Omdat het boerenbedrijf met zich meebracht dat er veel dingen ongezien konden gebeuren ontstond er een levendige handel. De melk van de koeien moest elke morgen naar de melkfabriek worden gebracht. Ze mochten geen melk achterhouden om er boter of kaas van te maken. Dat gebeurde natuurlijk wel. Mensen uit de omliggende dorpen en Helmond kwamen overtollige spullen en kleding ruilen tegen boter en kaas bij de boeren op de hei. Ook daar kreeg men controle en kon het gebeuren dat moeder Martha van de NSB een boete kreeg van 50 gulden en vader Johan ook nog eens 50 gulden moest betalen, omdat hij het moeder toestond boter en kaas te maken! In 1940-1944 waren de boetes ook al hoog, maar je mocht wel dichter bij elkaar komen dan 1,5 meter!

Beperkingen
Fietsen hadden ze ook. “Ik kreeg mijn eerste fiets toen ik zes jaar oud was. Daar betaalde ons vader toen 8 gulden voor bij Hanneske Scheepers in Lieshout (de grootvader van tegenwoordige eigenaar Harm). Die fiets, een ‘doortrapper’, heb ik gehouden tot na de oorlog”. Fietsen waren voor ons het enige middel van vervoer. De scholen waren gewoon open. Dat is een groot verschil met nu, want de scholen zijn nu gesloten en de kinderen zitten thuis. Truus heeft destijds onder andere les gehad van Gertha Thijssen en Christien Lammers, die allebei tot op hoge leeftijd in Beek en Donk voor de klas hebben gestaan. In de oorlog ging alles gewoon door. Andere beperkingen waren er wel, maar die zouden er zonder oorlog ook zijn geweest. Elektriciteit en stromend water kwamen bijvoorbeeld pas in de jaren vijftig van de vorige eeuw.

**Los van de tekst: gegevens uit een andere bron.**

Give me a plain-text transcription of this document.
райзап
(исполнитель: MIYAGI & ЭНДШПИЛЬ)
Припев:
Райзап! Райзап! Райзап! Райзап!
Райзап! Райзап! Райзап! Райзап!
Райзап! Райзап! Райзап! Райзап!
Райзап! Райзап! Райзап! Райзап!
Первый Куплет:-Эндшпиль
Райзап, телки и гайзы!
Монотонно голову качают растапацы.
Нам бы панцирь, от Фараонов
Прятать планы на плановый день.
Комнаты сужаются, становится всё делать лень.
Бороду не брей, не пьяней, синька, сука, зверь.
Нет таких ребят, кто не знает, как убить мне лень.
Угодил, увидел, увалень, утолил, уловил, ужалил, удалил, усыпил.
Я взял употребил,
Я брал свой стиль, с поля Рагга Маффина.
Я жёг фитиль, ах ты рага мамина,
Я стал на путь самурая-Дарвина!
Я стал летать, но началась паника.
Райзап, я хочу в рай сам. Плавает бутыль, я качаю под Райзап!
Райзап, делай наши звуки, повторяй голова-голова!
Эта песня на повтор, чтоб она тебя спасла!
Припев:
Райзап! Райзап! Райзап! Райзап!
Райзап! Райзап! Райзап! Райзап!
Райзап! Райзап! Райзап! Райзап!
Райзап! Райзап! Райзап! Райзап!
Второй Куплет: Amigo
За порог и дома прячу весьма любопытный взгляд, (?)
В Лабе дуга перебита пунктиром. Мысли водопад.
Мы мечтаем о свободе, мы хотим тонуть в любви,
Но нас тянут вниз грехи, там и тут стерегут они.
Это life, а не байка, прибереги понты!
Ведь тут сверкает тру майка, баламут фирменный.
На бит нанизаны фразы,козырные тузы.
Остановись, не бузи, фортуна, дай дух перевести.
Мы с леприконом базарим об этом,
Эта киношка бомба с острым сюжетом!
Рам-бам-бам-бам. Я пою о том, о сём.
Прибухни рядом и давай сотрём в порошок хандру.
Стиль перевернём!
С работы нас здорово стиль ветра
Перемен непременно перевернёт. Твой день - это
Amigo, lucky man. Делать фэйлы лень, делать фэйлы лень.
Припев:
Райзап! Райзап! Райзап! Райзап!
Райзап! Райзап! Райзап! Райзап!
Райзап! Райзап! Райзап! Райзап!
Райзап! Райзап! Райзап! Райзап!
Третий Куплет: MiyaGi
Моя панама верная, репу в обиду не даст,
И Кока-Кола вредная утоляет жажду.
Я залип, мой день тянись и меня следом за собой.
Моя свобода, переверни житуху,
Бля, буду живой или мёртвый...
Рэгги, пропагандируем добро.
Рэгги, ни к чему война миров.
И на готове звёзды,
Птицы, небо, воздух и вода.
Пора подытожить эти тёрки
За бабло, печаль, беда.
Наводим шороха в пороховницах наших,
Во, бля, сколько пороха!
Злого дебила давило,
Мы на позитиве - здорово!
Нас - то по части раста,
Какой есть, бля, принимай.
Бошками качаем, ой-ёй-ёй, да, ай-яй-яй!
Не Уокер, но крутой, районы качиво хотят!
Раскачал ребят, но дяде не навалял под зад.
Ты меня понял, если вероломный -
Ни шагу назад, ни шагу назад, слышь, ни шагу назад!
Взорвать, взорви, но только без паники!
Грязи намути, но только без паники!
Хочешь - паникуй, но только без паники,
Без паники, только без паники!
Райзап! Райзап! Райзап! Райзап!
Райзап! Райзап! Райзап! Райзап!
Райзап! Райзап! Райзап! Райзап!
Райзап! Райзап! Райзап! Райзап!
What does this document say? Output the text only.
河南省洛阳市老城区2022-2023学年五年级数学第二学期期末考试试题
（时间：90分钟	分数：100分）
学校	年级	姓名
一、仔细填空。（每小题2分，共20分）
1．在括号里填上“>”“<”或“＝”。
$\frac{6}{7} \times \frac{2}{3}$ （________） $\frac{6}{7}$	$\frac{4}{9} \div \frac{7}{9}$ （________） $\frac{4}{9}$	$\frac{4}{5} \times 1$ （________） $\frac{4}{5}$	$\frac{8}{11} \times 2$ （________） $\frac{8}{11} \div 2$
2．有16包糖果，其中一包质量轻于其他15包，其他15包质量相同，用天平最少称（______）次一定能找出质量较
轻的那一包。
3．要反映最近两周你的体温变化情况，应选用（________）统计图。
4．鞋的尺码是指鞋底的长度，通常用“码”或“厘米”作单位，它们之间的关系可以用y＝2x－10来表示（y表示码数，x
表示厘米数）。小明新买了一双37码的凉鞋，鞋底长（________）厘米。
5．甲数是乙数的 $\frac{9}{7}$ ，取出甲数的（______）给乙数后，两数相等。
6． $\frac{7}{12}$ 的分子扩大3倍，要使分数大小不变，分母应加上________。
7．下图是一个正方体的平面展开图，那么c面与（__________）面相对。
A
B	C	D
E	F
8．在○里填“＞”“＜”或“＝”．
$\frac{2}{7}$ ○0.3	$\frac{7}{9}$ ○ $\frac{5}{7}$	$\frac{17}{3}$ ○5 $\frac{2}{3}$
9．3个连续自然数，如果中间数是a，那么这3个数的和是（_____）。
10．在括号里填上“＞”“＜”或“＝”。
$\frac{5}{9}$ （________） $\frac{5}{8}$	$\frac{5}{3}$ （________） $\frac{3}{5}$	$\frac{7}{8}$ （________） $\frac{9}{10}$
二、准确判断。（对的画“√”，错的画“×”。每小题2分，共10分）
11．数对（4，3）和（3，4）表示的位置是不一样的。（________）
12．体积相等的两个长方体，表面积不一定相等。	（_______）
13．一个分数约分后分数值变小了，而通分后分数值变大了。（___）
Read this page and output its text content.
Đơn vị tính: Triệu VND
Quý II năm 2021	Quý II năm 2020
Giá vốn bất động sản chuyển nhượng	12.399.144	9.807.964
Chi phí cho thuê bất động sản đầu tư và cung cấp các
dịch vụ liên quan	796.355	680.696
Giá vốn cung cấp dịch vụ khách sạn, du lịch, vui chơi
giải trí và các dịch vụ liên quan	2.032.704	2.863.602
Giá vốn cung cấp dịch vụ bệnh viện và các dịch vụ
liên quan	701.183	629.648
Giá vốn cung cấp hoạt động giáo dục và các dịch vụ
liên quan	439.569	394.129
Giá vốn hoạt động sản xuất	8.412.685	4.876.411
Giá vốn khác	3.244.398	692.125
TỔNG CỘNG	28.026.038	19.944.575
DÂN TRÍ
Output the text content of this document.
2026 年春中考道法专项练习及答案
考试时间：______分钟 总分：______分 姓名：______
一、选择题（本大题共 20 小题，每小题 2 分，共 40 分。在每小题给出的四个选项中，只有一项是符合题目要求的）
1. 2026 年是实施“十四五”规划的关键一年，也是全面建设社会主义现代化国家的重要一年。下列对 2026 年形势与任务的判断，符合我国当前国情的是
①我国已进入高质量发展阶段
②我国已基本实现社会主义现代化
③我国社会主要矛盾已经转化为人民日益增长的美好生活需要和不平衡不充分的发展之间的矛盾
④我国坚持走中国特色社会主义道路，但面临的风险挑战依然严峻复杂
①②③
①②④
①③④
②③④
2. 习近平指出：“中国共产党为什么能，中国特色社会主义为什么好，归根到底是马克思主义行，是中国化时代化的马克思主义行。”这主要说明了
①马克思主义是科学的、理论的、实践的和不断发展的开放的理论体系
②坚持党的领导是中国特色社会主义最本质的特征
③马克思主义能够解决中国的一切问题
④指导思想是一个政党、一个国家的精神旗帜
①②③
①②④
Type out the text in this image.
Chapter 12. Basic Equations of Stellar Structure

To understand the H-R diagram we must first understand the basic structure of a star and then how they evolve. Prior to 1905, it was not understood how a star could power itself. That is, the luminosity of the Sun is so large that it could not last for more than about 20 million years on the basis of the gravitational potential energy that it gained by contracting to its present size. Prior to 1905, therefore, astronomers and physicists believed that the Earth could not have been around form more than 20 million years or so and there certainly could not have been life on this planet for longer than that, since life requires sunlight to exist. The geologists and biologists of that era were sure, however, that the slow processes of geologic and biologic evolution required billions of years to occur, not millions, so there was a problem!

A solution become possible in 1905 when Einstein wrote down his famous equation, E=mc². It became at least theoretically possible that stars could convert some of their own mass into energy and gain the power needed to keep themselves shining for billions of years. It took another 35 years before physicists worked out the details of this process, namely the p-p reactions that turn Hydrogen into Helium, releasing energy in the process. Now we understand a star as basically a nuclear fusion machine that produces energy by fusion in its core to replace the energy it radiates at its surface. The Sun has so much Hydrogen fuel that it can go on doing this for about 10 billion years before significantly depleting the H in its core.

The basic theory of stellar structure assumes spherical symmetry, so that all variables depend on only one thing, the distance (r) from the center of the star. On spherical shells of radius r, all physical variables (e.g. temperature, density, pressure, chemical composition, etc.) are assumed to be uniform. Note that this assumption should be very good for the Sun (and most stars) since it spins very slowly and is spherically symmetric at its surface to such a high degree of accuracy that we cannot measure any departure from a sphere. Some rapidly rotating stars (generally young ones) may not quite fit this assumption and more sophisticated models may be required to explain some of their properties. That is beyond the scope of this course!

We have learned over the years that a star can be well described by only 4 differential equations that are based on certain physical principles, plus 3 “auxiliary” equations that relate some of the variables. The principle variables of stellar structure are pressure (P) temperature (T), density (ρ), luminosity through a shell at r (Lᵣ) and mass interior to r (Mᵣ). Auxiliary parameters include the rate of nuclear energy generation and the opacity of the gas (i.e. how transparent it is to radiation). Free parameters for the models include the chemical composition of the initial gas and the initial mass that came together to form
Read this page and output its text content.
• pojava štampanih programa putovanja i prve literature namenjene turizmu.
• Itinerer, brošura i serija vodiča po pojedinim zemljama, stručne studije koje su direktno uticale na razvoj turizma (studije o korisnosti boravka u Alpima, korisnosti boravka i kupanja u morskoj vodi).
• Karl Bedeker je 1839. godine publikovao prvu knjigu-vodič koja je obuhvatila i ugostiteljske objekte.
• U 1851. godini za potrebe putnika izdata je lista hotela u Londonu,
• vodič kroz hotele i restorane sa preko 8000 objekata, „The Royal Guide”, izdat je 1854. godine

"Je weet nu niet uit welke hoek het gevaar komt,
het is nu angstiger dan toen"

Dreiging
“Laag overvliegende vliegtuigen bezorgden ons angstige momenten. Die hoorde je aankomen, de meeste dingen waren erg voorspelbaar . Op 17 september, de verjaardag van jongste broer Harrie, was de lucht boven de hei gevuld met parachutisten, die gedropt werden op de Sonse heide. Wij dachten, dat ze bij ons zouden landen”. Ze vertelt het of ze het nu nog ziet gebeuren. “Voor ons was daarna opeens de constante dreiging voorbij. Het gebied boven de rivieren echter was nog bezet. Een goede kennis van ons, pater Rooijakkers, kwam met een onbekende jongen het erf op. Achteraf bleek hij Kees de Rond te heten. Kees was wees en moest Amsterdam uit omdat het daar onveilig was en er geen voedsel was voor de wezen. Of hij 14 dagen bij ons kon blijven. Dat werd wat langer. Samen met onze neef Jan (4) en nicht Diny (5) van oom Frans, die al bij ons waren in verband met de slechte situatie in Eindhoven, vormden wij bijna een jaar een groot gezin. Het was druk, maar overzichtelijk. Je wist toen ook, wie de vijand was, meestal was dat zichtbaar in de vorm van een uniform. Iedereen kan echter nu het virus bij zich hebben, maar die dreiging is onzichtbaar en het is niet duidelijk afgebakend wanneer de crisis over is.

Communicatie
“Luisteren naar de radio was een ander verhaal. Dat kon alleen als je een batterij kocht, die een half jaar meeging. Daarnaast was een accu nodig, die 3 weken stroom leverde. Die moest gehaald en opgeladen worden. Dat alles, ook het luisteren naar de radio, moest stiekem gebeuren. Dat gevaar zocht je zelf op en je moest daar de gevolgen van dragen als het fout ging”. Al met al een verschil met nu, alle communicatiemiddelen zijn intact, met het gevolg dat je met nieuws overladen wordt.

“Maar”, zo besluit Truus, “nu is het zo, dat je niet weet uit welke hoek het gevaar komt, het is nu angstiger dan toen. Toen konden we vaak gezellig bij elkaar zijn en dat moeten we nu missen”.